External benchmark wrappers¶
tools/external-bench/compare.py runs the fork's tiny-AI predictors next to external quality predictors through wrapper scripts. The harness is for head-to-head experiments against locally installed competitors; it does not vendor external model code or weights.
Competitor keys¶
Use these keys with --competitors and expect the same value in each wrapper payload's summary.competitor field:
| Key | Predictor |
|---|---|
fork-fr-regressor | In-tree full-reference regressor wrapper |
fork-nr-metric | In-tree nr_metric_v1 no-reference wrapper |
x264-pvmaf | Operator-installed Synamedia/Quortex x264-pVMAF |
dover-mobile | Operator-installed DOVER-Mobile |
The key is the schema identity. Model version details belong in optional metadata or wrapper logs.
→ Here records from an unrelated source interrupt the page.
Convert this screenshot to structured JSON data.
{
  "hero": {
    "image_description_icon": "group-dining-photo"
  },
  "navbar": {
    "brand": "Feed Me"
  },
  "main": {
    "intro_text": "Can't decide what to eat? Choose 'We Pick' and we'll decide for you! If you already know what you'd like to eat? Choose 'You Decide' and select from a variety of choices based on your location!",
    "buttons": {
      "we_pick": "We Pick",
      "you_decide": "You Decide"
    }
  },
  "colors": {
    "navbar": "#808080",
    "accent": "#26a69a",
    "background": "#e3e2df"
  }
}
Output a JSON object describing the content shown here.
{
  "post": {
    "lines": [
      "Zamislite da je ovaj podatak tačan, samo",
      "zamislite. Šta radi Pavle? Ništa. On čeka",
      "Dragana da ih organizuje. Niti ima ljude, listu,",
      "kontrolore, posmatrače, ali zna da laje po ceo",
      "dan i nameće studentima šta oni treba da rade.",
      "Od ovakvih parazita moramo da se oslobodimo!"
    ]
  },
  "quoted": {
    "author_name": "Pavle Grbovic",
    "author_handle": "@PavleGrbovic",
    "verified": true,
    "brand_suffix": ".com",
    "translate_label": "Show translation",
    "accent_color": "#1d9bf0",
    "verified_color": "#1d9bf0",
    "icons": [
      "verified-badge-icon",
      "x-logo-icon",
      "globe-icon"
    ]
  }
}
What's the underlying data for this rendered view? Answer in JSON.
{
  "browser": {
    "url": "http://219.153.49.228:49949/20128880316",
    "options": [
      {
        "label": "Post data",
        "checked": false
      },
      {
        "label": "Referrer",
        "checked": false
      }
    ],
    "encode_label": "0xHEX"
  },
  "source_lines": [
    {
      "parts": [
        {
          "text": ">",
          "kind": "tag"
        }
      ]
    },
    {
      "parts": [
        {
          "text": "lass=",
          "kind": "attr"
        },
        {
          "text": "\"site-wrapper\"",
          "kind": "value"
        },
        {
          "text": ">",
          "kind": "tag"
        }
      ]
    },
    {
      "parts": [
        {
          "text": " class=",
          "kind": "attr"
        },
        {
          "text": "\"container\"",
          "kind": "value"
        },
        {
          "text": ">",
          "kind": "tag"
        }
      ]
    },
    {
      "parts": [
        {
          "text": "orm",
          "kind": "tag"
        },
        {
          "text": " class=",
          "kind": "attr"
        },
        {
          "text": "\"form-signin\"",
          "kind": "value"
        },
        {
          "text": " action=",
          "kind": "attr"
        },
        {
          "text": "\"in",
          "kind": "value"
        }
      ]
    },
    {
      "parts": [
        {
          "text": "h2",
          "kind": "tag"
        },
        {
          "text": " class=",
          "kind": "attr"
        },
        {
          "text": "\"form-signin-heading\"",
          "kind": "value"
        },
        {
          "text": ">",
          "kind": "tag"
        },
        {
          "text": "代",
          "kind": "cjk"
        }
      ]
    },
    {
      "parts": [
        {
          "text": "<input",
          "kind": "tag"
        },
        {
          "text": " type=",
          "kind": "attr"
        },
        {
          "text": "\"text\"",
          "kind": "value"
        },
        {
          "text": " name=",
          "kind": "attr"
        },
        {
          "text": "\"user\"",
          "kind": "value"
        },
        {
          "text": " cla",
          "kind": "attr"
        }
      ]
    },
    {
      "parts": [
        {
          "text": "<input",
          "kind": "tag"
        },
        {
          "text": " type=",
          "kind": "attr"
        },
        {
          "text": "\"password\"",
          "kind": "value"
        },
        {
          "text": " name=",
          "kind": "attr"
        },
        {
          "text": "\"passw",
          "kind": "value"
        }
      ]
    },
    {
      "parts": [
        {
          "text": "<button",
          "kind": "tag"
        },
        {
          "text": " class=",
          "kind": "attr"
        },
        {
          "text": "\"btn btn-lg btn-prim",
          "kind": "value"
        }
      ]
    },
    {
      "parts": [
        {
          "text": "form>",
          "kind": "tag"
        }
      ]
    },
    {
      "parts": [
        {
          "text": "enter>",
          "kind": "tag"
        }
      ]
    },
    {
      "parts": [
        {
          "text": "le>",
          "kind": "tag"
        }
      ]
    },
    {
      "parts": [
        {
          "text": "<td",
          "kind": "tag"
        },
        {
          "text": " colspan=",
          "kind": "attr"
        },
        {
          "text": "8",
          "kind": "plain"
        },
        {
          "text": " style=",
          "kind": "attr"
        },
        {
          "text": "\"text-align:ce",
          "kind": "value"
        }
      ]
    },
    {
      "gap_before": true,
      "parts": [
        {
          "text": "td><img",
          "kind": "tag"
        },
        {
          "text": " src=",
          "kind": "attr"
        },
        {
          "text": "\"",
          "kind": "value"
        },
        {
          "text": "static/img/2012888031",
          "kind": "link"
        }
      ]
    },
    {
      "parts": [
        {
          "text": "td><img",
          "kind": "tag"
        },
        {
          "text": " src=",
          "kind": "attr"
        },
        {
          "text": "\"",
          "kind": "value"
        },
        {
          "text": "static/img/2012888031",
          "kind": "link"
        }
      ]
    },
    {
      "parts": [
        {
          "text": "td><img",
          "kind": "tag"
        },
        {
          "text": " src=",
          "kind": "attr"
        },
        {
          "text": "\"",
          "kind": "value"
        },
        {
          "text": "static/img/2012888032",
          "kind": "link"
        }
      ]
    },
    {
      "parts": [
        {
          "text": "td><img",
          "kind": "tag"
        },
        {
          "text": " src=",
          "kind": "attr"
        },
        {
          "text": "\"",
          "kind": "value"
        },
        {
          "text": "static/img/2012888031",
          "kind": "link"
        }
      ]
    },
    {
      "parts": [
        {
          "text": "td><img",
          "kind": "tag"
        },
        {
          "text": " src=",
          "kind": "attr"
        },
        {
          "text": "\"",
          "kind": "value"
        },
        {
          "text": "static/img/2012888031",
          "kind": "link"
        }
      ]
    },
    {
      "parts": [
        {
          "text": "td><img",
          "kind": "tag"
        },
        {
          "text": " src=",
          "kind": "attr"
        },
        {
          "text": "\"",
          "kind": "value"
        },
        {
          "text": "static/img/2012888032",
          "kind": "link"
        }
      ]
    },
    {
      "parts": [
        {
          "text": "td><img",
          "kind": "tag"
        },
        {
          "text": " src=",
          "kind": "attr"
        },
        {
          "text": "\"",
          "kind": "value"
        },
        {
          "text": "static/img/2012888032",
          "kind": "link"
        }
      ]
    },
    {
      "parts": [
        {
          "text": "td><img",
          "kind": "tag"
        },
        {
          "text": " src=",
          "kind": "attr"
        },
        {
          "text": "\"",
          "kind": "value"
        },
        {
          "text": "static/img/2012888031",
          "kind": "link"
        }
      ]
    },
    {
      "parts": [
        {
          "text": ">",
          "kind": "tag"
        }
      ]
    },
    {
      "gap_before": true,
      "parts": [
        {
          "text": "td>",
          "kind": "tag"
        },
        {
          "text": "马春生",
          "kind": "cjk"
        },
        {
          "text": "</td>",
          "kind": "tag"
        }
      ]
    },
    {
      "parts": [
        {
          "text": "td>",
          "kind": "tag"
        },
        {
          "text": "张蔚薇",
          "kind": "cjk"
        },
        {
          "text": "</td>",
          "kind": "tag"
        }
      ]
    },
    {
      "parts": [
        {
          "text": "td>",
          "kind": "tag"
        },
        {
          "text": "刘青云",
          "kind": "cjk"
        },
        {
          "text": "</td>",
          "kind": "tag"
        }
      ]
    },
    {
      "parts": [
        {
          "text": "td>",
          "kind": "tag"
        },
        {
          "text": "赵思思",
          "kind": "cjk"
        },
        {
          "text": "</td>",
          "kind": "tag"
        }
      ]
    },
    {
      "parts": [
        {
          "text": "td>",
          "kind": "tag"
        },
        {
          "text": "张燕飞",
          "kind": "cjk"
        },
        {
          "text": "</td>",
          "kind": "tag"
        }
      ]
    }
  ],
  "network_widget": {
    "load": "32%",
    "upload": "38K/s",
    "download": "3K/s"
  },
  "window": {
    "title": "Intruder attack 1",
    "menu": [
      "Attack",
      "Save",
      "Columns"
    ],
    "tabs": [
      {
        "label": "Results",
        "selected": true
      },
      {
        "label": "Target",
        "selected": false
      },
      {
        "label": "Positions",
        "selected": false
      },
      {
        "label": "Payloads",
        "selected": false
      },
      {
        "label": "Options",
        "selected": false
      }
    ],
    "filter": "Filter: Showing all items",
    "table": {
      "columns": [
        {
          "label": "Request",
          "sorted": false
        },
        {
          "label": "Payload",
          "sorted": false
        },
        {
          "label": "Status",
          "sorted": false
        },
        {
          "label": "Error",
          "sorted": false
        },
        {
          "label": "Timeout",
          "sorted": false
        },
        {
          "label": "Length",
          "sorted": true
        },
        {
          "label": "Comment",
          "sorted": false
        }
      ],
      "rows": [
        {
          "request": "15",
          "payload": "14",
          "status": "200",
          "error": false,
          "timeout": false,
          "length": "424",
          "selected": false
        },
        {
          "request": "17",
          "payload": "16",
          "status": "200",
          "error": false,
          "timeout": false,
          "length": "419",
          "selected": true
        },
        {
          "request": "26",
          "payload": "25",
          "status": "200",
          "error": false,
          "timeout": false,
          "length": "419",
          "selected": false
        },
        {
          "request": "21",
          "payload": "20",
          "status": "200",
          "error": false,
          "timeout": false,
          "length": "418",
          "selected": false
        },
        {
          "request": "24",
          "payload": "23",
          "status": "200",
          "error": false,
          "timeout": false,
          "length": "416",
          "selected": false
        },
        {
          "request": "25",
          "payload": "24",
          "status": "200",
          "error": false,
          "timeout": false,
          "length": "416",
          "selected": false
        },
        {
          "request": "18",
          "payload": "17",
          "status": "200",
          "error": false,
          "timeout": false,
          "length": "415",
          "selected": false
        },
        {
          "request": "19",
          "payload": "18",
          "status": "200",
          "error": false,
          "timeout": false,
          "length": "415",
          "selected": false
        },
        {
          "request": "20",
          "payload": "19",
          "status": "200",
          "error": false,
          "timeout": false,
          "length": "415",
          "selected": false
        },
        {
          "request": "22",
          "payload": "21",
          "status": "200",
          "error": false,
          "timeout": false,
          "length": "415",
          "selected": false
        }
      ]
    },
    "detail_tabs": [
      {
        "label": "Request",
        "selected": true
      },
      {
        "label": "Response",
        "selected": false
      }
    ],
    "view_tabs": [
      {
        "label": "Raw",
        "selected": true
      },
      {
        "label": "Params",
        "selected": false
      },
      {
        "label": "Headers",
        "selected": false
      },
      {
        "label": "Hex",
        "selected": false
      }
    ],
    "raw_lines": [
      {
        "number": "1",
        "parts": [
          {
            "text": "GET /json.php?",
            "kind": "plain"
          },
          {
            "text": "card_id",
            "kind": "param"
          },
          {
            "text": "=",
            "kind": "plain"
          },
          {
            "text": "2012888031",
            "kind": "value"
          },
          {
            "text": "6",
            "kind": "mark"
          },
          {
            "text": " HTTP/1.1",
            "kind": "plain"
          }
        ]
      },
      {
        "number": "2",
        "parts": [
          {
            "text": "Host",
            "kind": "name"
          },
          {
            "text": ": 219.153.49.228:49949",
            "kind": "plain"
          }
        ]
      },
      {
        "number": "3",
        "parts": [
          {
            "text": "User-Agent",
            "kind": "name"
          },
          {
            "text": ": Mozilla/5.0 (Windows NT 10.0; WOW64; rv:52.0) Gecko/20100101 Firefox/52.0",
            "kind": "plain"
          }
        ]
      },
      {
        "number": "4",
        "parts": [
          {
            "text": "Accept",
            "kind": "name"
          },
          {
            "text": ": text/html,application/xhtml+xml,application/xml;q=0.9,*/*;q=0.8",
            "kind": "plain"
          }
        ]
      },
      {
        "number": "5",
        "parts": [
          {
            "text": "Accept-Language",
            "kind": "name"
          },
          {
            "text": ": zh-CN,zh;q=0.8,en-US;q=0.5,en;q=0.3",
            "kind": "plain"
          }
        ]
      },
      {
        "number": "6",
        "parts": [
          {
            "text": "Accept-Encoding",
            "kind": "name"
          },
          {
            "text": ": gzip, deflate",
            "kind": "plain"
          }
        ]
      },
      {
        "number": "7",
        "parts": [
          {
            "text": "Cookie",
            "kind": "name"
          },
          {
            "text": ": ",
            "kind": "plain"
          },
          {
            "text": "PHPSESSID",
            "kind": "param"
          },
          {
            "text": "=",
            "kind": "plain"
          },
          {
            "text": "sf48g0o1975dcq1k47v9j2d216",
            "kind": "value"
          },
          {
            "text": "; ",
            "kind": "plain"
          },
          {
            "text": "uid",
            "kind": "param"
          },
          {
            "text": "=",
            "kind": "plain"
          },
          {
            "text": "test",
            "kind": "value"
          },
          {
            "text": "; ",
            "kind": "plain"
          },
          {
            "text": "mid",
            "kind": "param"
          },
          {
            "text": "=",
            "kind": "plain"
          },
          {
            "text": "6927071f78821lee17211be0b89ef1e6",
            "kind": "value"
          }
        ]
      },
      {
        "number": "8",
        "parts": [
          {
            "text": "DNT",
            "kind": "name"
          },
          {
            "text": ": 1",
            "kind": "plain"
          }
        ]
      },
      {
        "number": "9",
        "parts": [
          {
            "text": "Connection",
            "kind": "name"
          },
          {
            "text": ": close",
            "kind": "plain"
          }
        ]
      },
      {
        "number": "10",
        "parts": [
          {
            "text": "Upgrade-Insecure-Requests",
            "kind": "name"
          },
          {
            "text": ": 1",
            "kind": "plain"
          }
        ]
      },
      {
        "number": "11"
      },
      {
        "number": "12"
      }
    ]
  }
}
If a wrapper writes a display label such as fork-nr-metric-v1 into summary.competitor, compare.py rejects that result before aggregation so the report cannot mix incompatible labels.
Smoke command¶
The tests stub external binaries and use a fake vmaf-tune for the fork wrappers, so the smoke does not require x264-pVMAF or DOVER-Mobile to be installed.
Operator run¶
python3 tools/external-bench/compare.py \
--competitors fork-fr-regressor fork-nr-metric dover-mobile \
--bvi-dvc-root ~/.workingdir2/bvi-dvc \
--netflix-public-root .workingdir2/netflix \
--out-json /tmp/external-bench.json
See tools/external-bench/README.md for the full wrapper-only licence boundary and external install steps.